Da lì è iniziato il suo incubo, poiché l’uomo pretendeva di avere con lei rapporti sessuali e se si rifiutava veniva picchiata selvaggiamente. Era stata spogliata dei suoi indumenti e le erano stati consegnati abiti maschili, e anche il cellulare le era stato sottratto per impedirle di comunicare.
Secondo il racconto della donna il suo aguzzino usciva due volte al giorno, la mattina e il pomeriggio alle 19:30, e in quelle circostanze la chiudeva a chiave nella stanza. Di tanto in tanto le portava qualcosa da mangiare e della cocaina che lei, come ha dichiarato, sniffava per estraniarsi da quella situazione allucinante.
In più circostanze la donna ha provato a fuggire, ma ogni volta che lo faceva l’uomo la massacrava di botte. Una volta aveva provato a chiamare il padre, ma l’uomo l’ha aggredita con un cavo elettrico fino quasi a strangolarla.

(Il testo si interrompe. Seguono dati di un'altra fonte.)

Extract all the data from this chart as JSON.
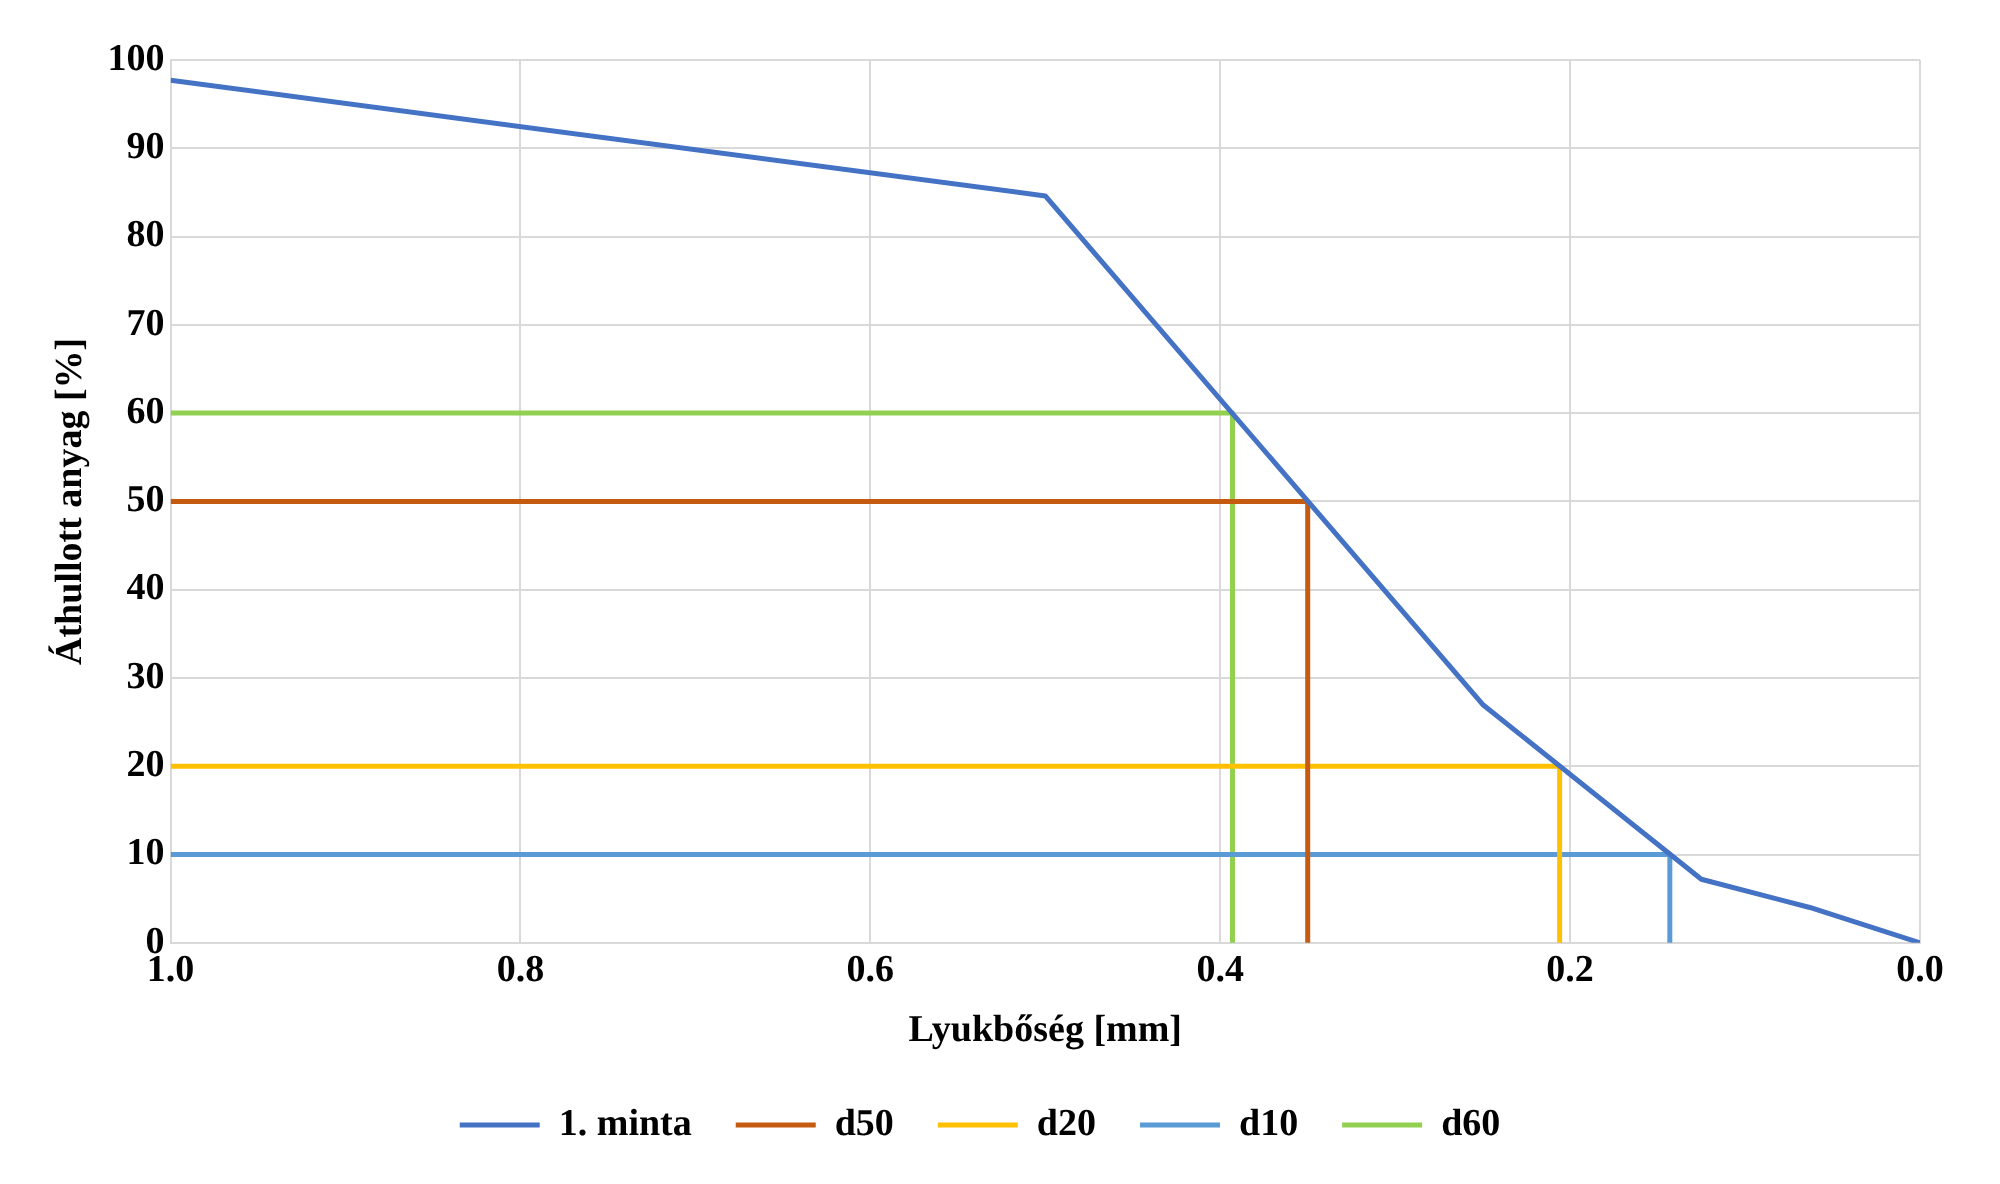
{
  "chart_data": {
    "type": "line",
    "xlabel": "Lyukbőség [mm]",
    "ylabel": "Áthullott anyag [%]",
    "xlim": [
      1.0,
      0.0
    ],
    "xticks": [
      {
        "value": 1,
        "label": "1.0"
      },
      {
        "value": 0.8,
        "label": "0.8"
      },
      {
        "value": 0.6,
        "label": "0.6"
      },
      {
        "value": 0.4,
        "label": "0.4"
      },
      {
        "value": 0.2,
        "label": "0.2"
      },
      {
        "value": 0,
        "label": "0.0"
      }
    ],
    "ylim": [
      0,
      100
    ],
    "yticks": [
      0,
      10,
      20,
      30,
      40,
      50,
      60,
      70,
      80,
      90,
      100
    ],
    "grid": true,
    "legend": "bottom",
    "marker": "none",
    "line_style": "solid",
    "series": [
      {
        "name": "1. minta",
        "color": "#4472c4",
        "x": [
          1.0,
          0.5,
          0.25,
          0.125,
          0.063,
          0
        ],
        "values": [
          97.7,
          84.6,
          27,
          7.2,
          4,
          0
        ]
      },
      {
        "name": "d50",
        "color": "#c55a11",
        "x": [
          1.0,
          0.35,
          0.35
        ],
        "values": [
          50,
          50,
          0
        ]
      },
      {
        "name": "d20",
        "color": "#ffc000",
        "x": [
          1.0,
          0.206,
          0.206
        ],
        "values": [
          20,
          20,
          0
        ]
      },
      {
        "name": "d10",
        "color": "#5b9bd5",
        "x": [
          1.0,
          0.143,
          0.143
        ],
        "values": [
          10,
          10,
          0
        ]
      },
      {
        "name": "d60",
        "color": "#92d050",
        "x": [
          1.0,
          0.393,
          0.393
        ],
        "values": [
          60,
          60,
          0
        ]
      }
    ]
  }
}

Il suo incubo è finito il 5 agosto quando, con la scusa di andare in bagno, ne ha approfittato della distrazione del suo carceriere che stava sniffando ed è scappata in strada dove ha fermato un automobilista che ha lanciato l’allarme.
La donna è stata soccorsa col volto tumefatto dalle forze dell’ordine che, raccolta la sua testimonianza, grazie all’identikit fornito sono risaliti all’uomo, un 52enne già noto per altri reati. Una pattuglia di carabinieri si sono recati nel capannone dismesso dove c’era l’uomo, che ha tentato una disperata fuga tra i boschi.
Tra le sterpaglie i militari hanno trovato i documenti dell’indagato e 4 cellulari, di cui uno appartenente alla donna. Durante la fuga l’uomo è prima salito su un albero e poi su un tetto fino a quando, sentendosi ormai braccato, è sceso e si è fatto ammanettare.
Su di lui pendono accuse molto gravi come sequestro di persona, lesioni e rapina e attualmente si ritrova rinchiuso in carcere.